Significance. If the causal identification holds after nuisance estimation, the approach would offer a practical way to pool information across heterogeneous segments while respecting domain structure, which could be useful for supply-side policy in marketplaces. The use of external geospatial priors and hierarchical shrinkage is a concrete strength that distinguishes it from off-the-shelf DML applications.

major comments (2)

[Methods / Identification strategy] The central claim that DML recovers unbiased marketplace returns to supply rests on the orthogonality condition after nuisance estimation. The manuscript provides no explicit discussion or robustness evidence that the constructed geospatial similarity features (or the hierarchical priors) are sufficient to block segment-specific unobserved demand shocks that could jointly determine listing supply and bookings; without such evidence the reported estimates remain vulnerable to the endogeneity concern raised in the stress test.
[Hierarchical Bayesian framework] The hierarchical Bayesian component is described as leveraging 'pre-existing knowledge as priors,' yet the paper does not report sensitivity checks to prior specification or the degree of shrinkage across segments. If the priors are weakly informative or misspecified for certain product segments, the pooled estimates could be driven by the prior rather than the data, undermining the claim of plausible causal effects.

minor comments (2)

[Abstract / Results] The abstract states 'strong out of sample performance' without defining the metric, the hold-out scheme, or the baseline comparator; this should be clarified with concrete numbers and a table in the results section.
[Methods] Notation for the DML moment condition and the hierarchical prior should be introduced with explicit equations rather than prose descriptions to allow readers to verify the orthogonality construction.

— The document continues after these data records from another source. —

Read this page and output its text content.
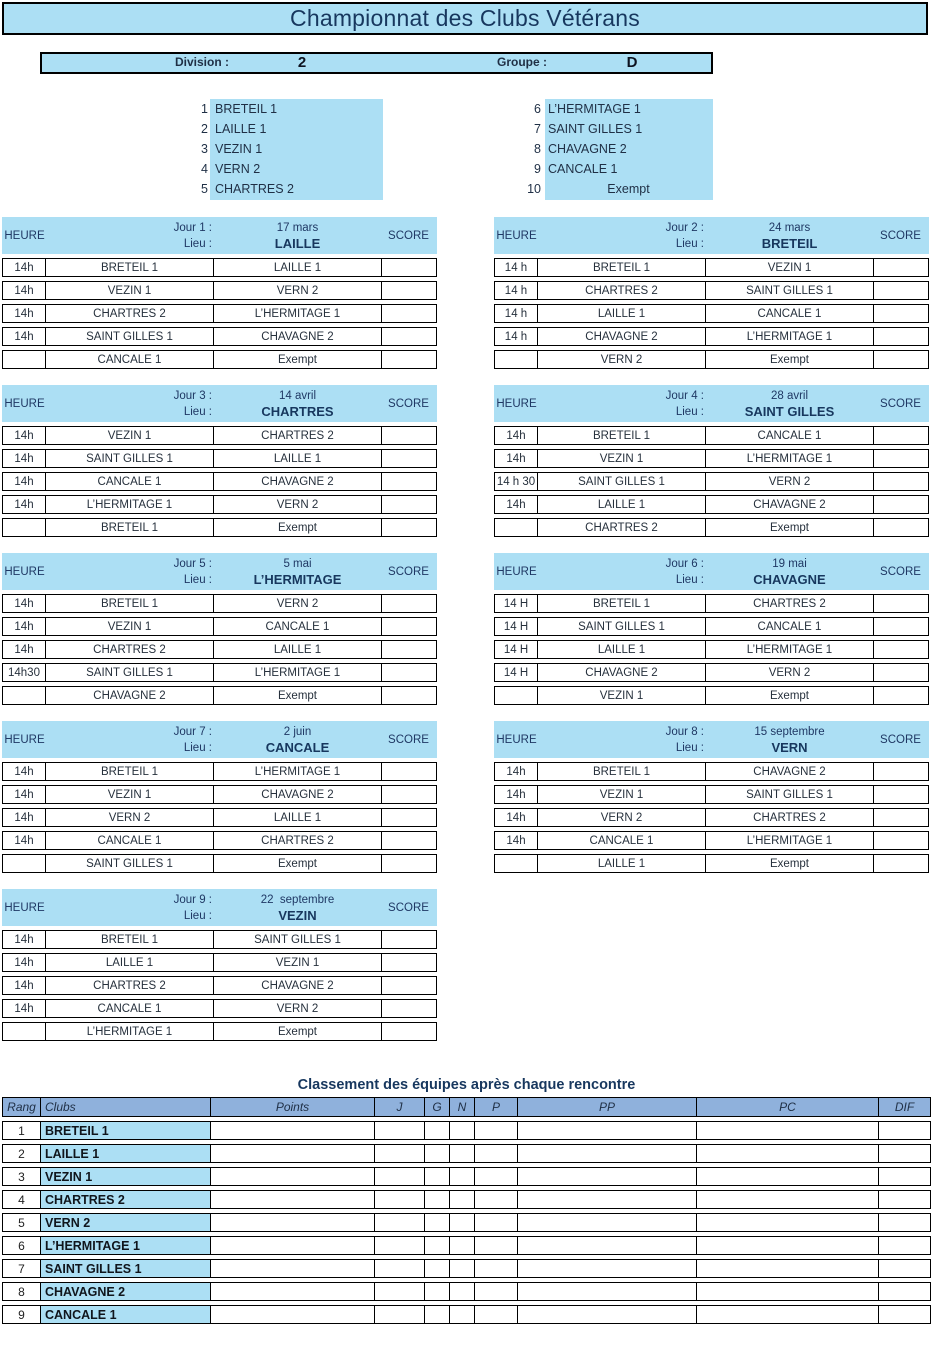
Championnat des Clubs Vétérans
Division :	2	Groupe :	D
1 BRETEIL 1
2 LAILLE 1
3 VEZIN 1
4 VERN 2
5 CHARTRES 2
6 L’HERMITAGE 1
7 SAINT GILLES 1
8 CHAVAGNE 2
9 CANCALE 1
10	Exempt
HEURE
Jour 1 :
Lieu :
17 mars
LAILLE	SCORE
14h	BRETEIL 1	LAILLE 1
14h	VEZIN 1	VERN 2
14h	CHARTRES 2	L’HERMITAGE 1
14h	SAINT GILLES 1	CHAVAGNE 2
CANCALE 1	Exempt
HEURE
Jour 2 :
Lieu :
24 mars
BRETEIL	SCORE
14 h	BRETEIL 1	VEZIN 1
14 h	CHARTRES 2	SAINT GILLES 1
14 h	LAILLE 1	CANCALE 1
14 h	CHAVAGNE 2	L’HERMITAGE 1
VERN 2	Exempt
HEURE
Jour 3 :
Lieu :
14 avril
CHARTRES	SCORE
14h	VEZIN 1	CHARTRES 2
14h	SAINT GILLES 1	LAILLE 1
14h	CANCALE 1	CHAVAGNE 2
14h	L’HERMITAGE 1	VERN 2
BRETEIL 1	Exempt
HEURE
Jour 4 :
Lieu :
28 avril
SAINT GILLES	SCORE
14h	BRETEIL 1	CANCALE 1
14h	VEZIN 1	L’HERMITAGE 1
14 h 30	SAINT GILLES 1	VERN 2
14h	LAILLE 1	CHAVAGNE 2
CHARTRES 2	Exempt
HEURE
Jour 5 :
Lieu :
5 mai
L’HERMITAGE	SCORE
14h	BRETEIL 1	VERN 2
14h	VEZIN 1	CANCALE 1
14h	CHARTRES 2	LAILLE 1
14h30	SAINT GILLES 1	L’HERMITAGE 1
CHAVAGNE 2	Exempt
HEURE
Jour 6 :
Lieu :
19 mai
CHAVAGNE	SCORE
14 H	BRETEIL 1	CHARTRES 2
14 H	SAINT GILLES 1	CANCALE 1
14 H	LAILLE 1	L’HERMITAGE 1
14 H	CHAVAGNE 2	VERN 2
VEZIN 1	Exempt
HEURE
Jour 7 :
Lieu :
2 juin
CANCALE	SCORE
14h	BRETEIL 1	L’HERMITAGE 1
14h	VEZIN 1	CHAVAGNE 2
14h	VERN 2	LAILLE 1
14h	CANCALE 1	CHARTRES 2
SAINT GILLES 1	Exempt
HEURE
Jour 8 :
Lieu :
15 septembre
VERN	SCORE
14h	BRETEIL 1	CHAVAGNE 2
14h	VEZIN 1	SAINT GILLES 1
14h	VERN 2	CHARTRES 2
14h	CANCALE 1	L’HERMITAGE 1
LAILLE 1	Exempt
HEURE
Jour 9 :
Lieu :
22  septembre
VEZIN	SCORE
14h	BRETEIL 1	SAINT GILLES 1
14h	LAILLE 1	VEZIN 1
14h	CHARTRES 2	CHAVAGNE 2
14h	CANCALE 1	VERN 2
L’HERMITAGE 1	Exempt
Classement des équipes après chaque rencontre
Rang Clubs	Points	J	G	N	P	PP	PC	DIF
1	BRETEIL 1
2	LAILLE 1
3	VEZIN 1
4	CHARTRES 2
5	VERN 2
6	L’HERMITAGE 1
7	SAINT GILLES 1
8	CHAVAGNE 2
9	CANCALE 1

Simulated Author's Rebuttal

2 responses · 0 unresolved

We thank the referee for the detailed and constructive report. The comments highlight important areas for strengthening the identification discussion and the hierarchical Bayesian component. We address each point below and outline revisions that will be incorporated in the next version of the manuscript.

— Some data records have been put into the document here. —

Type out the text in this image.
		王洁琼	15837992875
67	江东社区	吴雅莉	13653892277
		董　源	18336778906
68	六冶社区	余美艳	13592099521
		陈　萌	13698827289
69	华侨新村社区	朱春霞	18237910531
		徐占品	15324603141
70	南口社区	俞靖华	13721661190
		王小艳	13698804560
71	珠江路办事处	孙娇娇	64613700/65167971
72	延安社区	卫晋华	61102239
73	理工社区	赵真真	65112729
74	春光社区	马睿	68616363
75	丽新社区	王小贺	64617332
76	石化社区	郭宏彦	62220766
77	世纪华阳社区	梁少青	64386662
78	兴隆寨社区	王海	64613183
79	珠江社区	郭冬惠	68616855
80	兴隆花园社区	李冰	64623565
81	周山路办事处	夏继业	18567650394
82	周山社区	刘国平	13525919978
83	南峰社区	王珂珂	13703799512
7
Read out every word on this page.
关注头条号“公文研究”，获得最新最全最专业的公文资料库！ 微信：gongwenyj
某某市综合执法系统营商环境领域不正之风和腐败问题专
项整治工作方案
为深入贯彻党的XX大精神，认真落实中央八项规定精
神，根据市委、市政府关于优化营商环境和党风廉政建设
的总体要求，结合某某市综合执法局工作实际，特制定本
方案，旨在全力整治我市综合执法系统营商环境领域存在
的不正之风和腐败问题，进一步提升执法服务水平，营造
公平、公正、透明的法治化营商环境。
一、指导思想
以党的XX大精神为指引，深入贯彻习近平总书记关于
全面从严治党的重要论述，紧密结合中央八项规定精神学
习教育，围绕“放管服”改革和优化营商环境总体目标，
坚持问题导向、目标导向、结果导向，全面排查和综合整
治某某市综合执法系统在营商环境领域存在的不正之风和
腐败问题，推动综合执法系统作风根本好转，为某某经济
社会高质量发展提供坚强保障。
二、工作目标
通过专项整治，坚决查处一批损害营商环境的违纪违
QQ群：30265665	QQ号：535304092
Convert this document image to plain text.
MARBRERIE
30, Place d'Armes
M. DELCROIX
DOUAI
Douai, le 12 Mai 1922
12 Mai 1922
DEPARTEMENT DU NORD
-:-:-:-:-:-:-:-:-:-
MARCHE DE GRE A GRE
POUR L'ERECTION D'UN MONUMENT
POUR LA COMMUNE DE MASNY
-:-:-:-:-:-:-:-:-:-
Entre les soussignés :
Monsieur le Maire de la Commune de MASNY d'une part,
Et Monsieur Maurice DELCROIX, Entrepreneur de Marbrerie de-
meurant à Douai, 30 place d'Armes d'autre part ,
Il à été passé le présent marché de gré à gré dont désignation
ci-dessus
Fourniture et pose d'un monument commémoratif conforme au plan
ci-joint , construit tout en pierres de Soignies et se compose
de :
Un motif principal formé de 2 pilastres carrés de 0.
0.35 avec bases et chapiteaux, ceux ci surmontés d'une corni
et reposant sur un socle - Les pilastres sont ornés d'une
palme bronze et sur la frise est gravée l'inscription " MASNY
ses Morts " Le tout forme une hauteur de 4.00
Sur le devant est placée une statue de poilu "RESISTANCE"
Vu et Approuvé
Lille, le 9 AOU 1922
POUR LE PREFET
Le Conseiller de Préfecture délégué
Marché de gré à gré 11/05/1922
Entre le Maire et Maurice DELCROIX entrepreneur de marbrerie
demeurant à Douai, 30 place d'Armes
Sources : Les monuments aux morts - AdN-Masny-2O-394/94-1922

read point-by-point responses

Referee: [Methods / Identification strategy] The central claim that DML recovers unbiased marketplace returns to supply rests on the orthogonality condition after nuisance estimation. The manuscript provides no explicit discussion or robustness evidence that the constructed geospatial similarity features (or the hierarchical priors) are sufficient to block segment-specific unobserved demand shocks that could jointly determine listing supply and bookings; without such evidence the reported estimates remain vulnerable to the endogeneity concern raised in the stress test.

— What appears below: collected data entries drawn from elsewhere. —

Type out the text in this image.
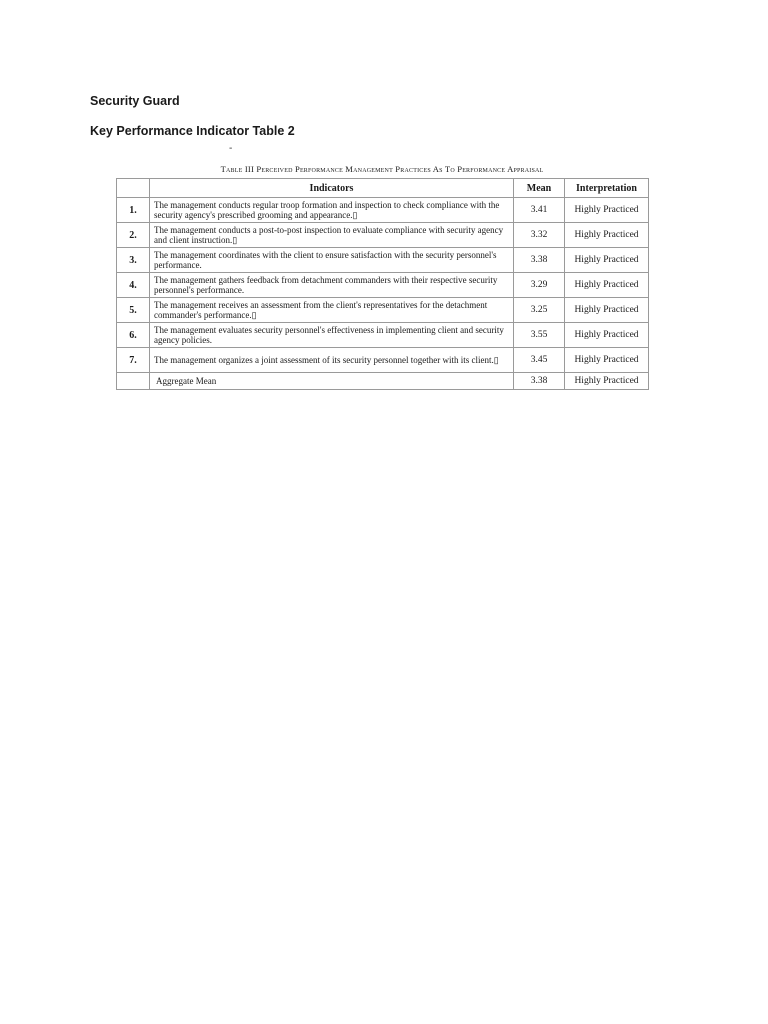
Security Guard
Key Performance Indicator Table 2
-
Table III Perceived Performance Management Practices As To Performance Appraisal
	Indicators	Mean	Interpretation
1.	The management conducts regular troop formation and inspection to check compliance with the security agency's prescribed grooming and appearance.▯	3.41	Highly Practiced
2.	The management conducts a post-to-post inspection to evaluate compliance with security agency and client instruction.▯	3.32	Highly Practiced
3.	The management coordinates with the client to ensure satisfaction with the security personnel's performance.	3.38	Highly Practiced
4.	The management gathers feedback from detachment commanders with their respective security personnel's performance.	3.29	Highly Practiced
5.	The management receives an assessment from the client's representatives for the detachment commander's performance.▯	3.25	Highly Practiced
6.	The management evaluates security personnel's effectiveness in implementing client and security agency policies.	3.55	Highly Practiced
7.	The management organizes a joint assessment of its security personnel together with its client.▯	3.45	Highly Practiced
	Aggregate Mean	3.38	Highly Practiced
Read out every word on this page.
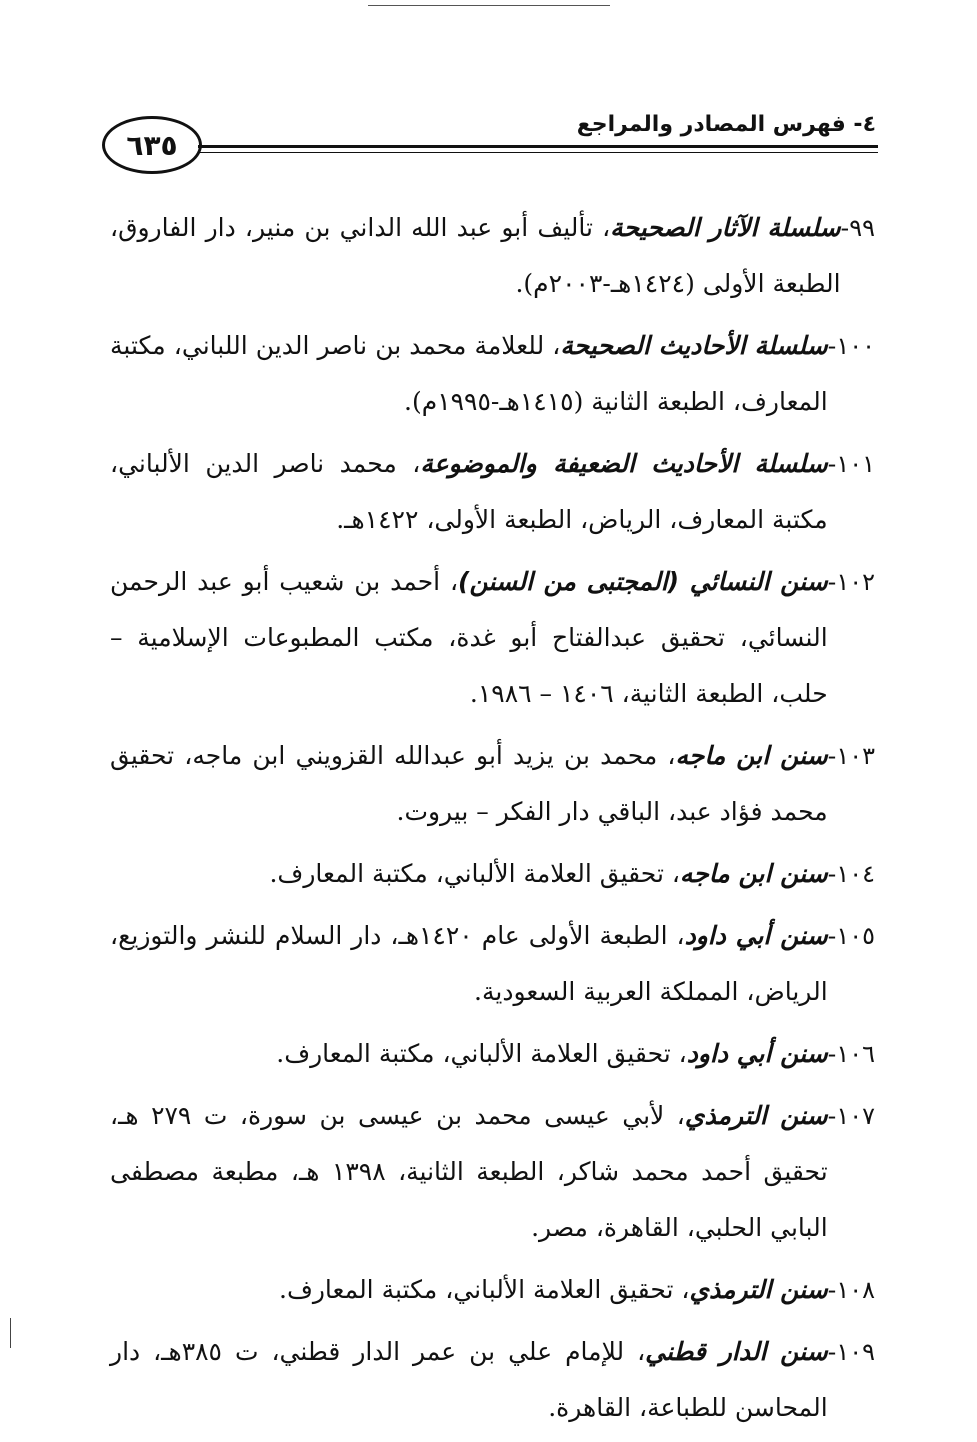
٦٣٥
٤- فهرس المصادر والمراجع
٩٩-
سلسلة الآثار الصحيحة، تأليف أبو عبد الله الداني بن منير، دار الفاروق، الطبعة الأولى (١٤٢٤هـ-٢٠٠٣م).
١٠٠-
سلسلة الأحاديث الصحيحة، للعلامة محمد بن ناصر الدين اللباني، مكتبة المعارف، الطبعة الثانية (١٤١٥هـ-١٩٩٥م).
١٠١-
سلسلة الأحاديث الضعيفة والموضوعة، محمد ناصر الدين الألباني، مكتبة المعارف، الرياض، الطبعة الأولى، ١٤٢٢هـ.
١٠٢-
سنن النسائي (المجتبى من السنن)، أحمد بن شعيب أبو عبد الرحمن النسائي، تحقيق عبدالفتاح أبو غدة، مكتب المطبوعات الإسلامية – حلب، الطبعة الثانية، ١٤٠٦ – ١٩٨٦.
١٠٣-
سنن ابن ماجه، محمد بن يزيد أبو عبدالله القزويني ابن ماجه، تحقيق محمد فؤاد عبد، الباقي دار الفكر – بيروت.
١٠٤-
سنن ابن ماجه، تحقيق العلامة الألباني، مكتبة المعارف.
١٠٥-
سنن أبي داود، الطبعة الأولى عام ١٤٢٠هـ، دار السلام للنشر والتوزيع، الرياض، المملكة العربية السعودية.
١٠٦-
سنن أبي داود، تحقيق العلامة الألباني، مكتبة المعارف.
١٠٧-
سنن الترمذي، لأبي عيسى محمد بن عيسى بن سورة، ت ٢٧٩ هـ، تحقيق أحمد محمد شاكر، الطبعة الثانية، ١٣٩٨ هـ، مطبعة مصطفى البابي الحلبي، القاهرة، مصر.
١٠٨-
سنن الترمذي، تحقيق العلامة الألباني، مكتبة المعارف.
١٠٩-
سنن الدار قطني، للإمام علي بن عمر الدار قطني، ت ٣٨٥هـ، دار المحاسن للطباعة، القاهرة.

Authors: We agree that an explicit discussion of how the geospatial segment-similarity features support the orthogonality condition would improve the manuscript. The DML framework relies on the nuisance estimators (including the geospatial features) being sufficiently rich to capture confounding; our features are constructed from established geospatial similarity measures precisely to proxy for shared demand factors across segments. The stress test already provides supporting evidence against certain endogeneity patterns. We will revise the identification section to include a dedicated subsection clarifying these assumptions, the role of the features in blocking segment-specific demand shocks, and additional robustness checks that leverage the stress-test design. revision: yes
Referee: [Hierarchical Bayesian framework] The hierarchical Bayesian component is described as leveraging 'pre-existing knowledge as priors,' yet the paper does not report sensitivity checks to prior specification or the degree of shrinkage across segments. If the priors are weakly informative or misspecified for certain product segments, the pooled estimates could be driven by the prior rather than the data, undermining the claim of plausible causal effects.

Authors: We acknowledge that the absence of reported sensitivity analyses to prior choice and shrinkage is a gap. While the hierarchical structure is intended to let the data dominate via partial pooling, explicit checks are needed to demonstrate robustness. We will add a new subsection (or appendix) reporting sensitivity to alternative prior specifications (e.g., varying hyperprior strength and informativeness) and quantitative measures of shrinkage (posterior vs. segment-specific estimates) across product segments. These will be presented alongside the main results to confirm that the reported effects are data-driven. revision: yes

Circularity Check

0 steps flagged

No circularity; standard causal ML pipeline with external priors and features.

full rationale

The described approach combines double/debiased ML with a hierarchical Bayesian model that uses pre-existing knowledge as priors and constructs features from the geospatial literature. No equations, fitted parameters, or self-citations are shown that reduce the claimed marketplace returns or out-of-sample performance to inputs by construction. The derivation chain remains self-contained against external benchmarks and does not invoke load-bearing self-citations or ansatzes.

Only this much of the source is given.